Are y’all running your own IIS instance outside of the FileMaker IIS instance? OttoFMS updates the FileMaker IIS and Nginx setups to add the proper rewrites, but it cannot update IIS configs that are not he FileMaker one automatically. I can add some documentation on what rules may be necessary in this situation.

We build the configs in such a way that it makes sense when they are running with default configurations, so if you have a custom IIS setup you’ll likely have to make some changes so that it will work properly.

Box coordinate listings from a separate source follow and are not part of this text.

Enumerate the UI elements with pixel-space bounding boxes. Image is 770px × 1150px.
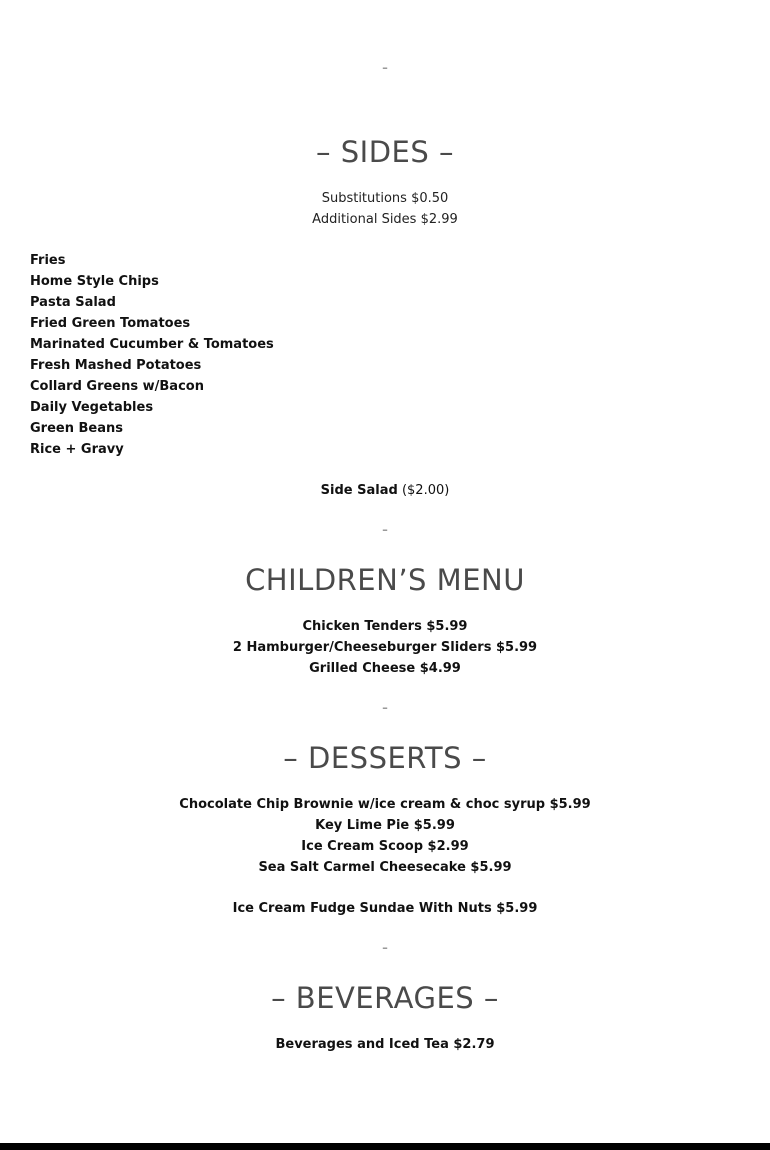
desserts-heading: – DESSERTS –	[283, 741, 487, 775]
desserts-list	[0, 794, 770, 878]
list-item: Sea Salt Carmel Cheesecake $5.99	[258, 860, 512, 875]
additional-sides-note: Additional Sides $2.99	[312, 212, 458, 227]
list-item: Marinated Cucumber & Tomatoes	[30, 337, 274, 352]
beverages-heading: – BEVERAGES –	[271, 981, 499, 1015]
separator-desserts: –	[382, 941, 388, 954]
footer-bar	[0, 1143, 770, 1150]
sides-heading: – SIDES –	[316, 135, 454, 169]
list-item: Fresh Mashed Potatoes	[30, 358, 202, 373]
childrens-menu-heading: CHILDREN’S MENU	[245, 563, 525, 597]
list-item: Home Style Chips	[30, 274, 159, 289]
list-item: Ice Cream Fudge Sundae With Nuts $5.99	[232, 901, 538, 916]
list-item: Pasta Salad	[30, 295, 116, 310]
list-item: Chocolate Chip Brownie w/ice cream & choc syrup $5.99	[179, 797, 591, 812]
list-item: Green Beans	[30, 421, 123, 436]
list-item: Beverages and Iced Tea $2.79	[275, 1037, 495, 1052]
list-item: Ice Cream Scoop $2.99	[301, 839, 469, 854]
substitutions-note: Substitutions $0.50	[321, 191, 449, 206]
side-salad-line	[0, 480, 770, 501]
separator-children: –	[382, 701, 388, 714]
list-item: Fries	[30, 253, 66, 268]
desserts-extra-list	[0, 898, 770, 919]
list-item: Fried Green Tomatoes	[30, 316, 191, 331]
separator-sides: –	[382, 523, 388, 536]
side-salad-name: Side Salad	[320, 483, 398, 498]
list-item: Chicken Tenders $5.99	[302, 619, 468, 634]
list-item: Key Lime Pie $5.99	[315, 818, 455, 833]
list-item: Daily Vegetables	[30, 400, 154, 415]
beverages-list	[0, 1034, 770, 1055]
sides-list	[30, 250, 274, 460]
separator-top: –	[382, 61, 388, 74]
childrens-menu-list	[0, 616, 770, 679]
side-salad-price: ($2.00)	[401, 483, 450, 498]
list-item: 2 Hamburger/Cheeseburger Sliders $5.99	[232, 640, 538, 655]
list-item: Grilled Cheese $4.99	[309, 661, 461, 676]
list-item: Collard Greens w/Bacon	[30, 379, 204, 394]
list-item: Rice + Gravy	[30, 442, 124, 457]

As for the CORS question, OttoFMS has no way to know which origins are calling to it and it should not block origins that are different, as the whole point is that it can be used as the web server for multiple applications. You can call OttoFMS from your browser, from OttoDeploy, from the Ottomatic Console, and from any other app that wants to integrate with OttoFMS using API Keys. The CORS setup makes a lot of sense for calls from a known site to a backend, but OttoFMS runs on 3000 servers that all have their own hostname and can be called from multiple places. It doesn’t make much sense for us to lock down calls that are already protected by a number of other forms of auth on the server side. If we wanted to add more specific CORS protections, OttoFMS would need to either (a) have some more solid knowledge of its own hostname, which would then immediately break when people change their server hostnames or (b) have an option to do some configuration of the allowed origins, which would have to be configurable only on the server side for security, which many users who are running OttoFMS in hosted environments do not have access to.

-Kyle

1 Like

Thanks for the clarification. Yes, IT team was running its own IIS instance outside of FileMaker IIS instance. They wanted to lock the security down well. I just wanted to make sure that I am not opening up the server to potential security risks by deleting those CORS, but those were the dev and staging environment so I am not too concerned about it. If I want to apply ottoFMS to the production, I may have to modify the webconfig file on that too. Do you see any potential security issue that may arise? Thanks.

I don’t see any specific security concerns, as long as the headers are being added once it should be fine. Since these are server applications that can accept requests from many clients it makes sense to have a somewhat open CORS policy.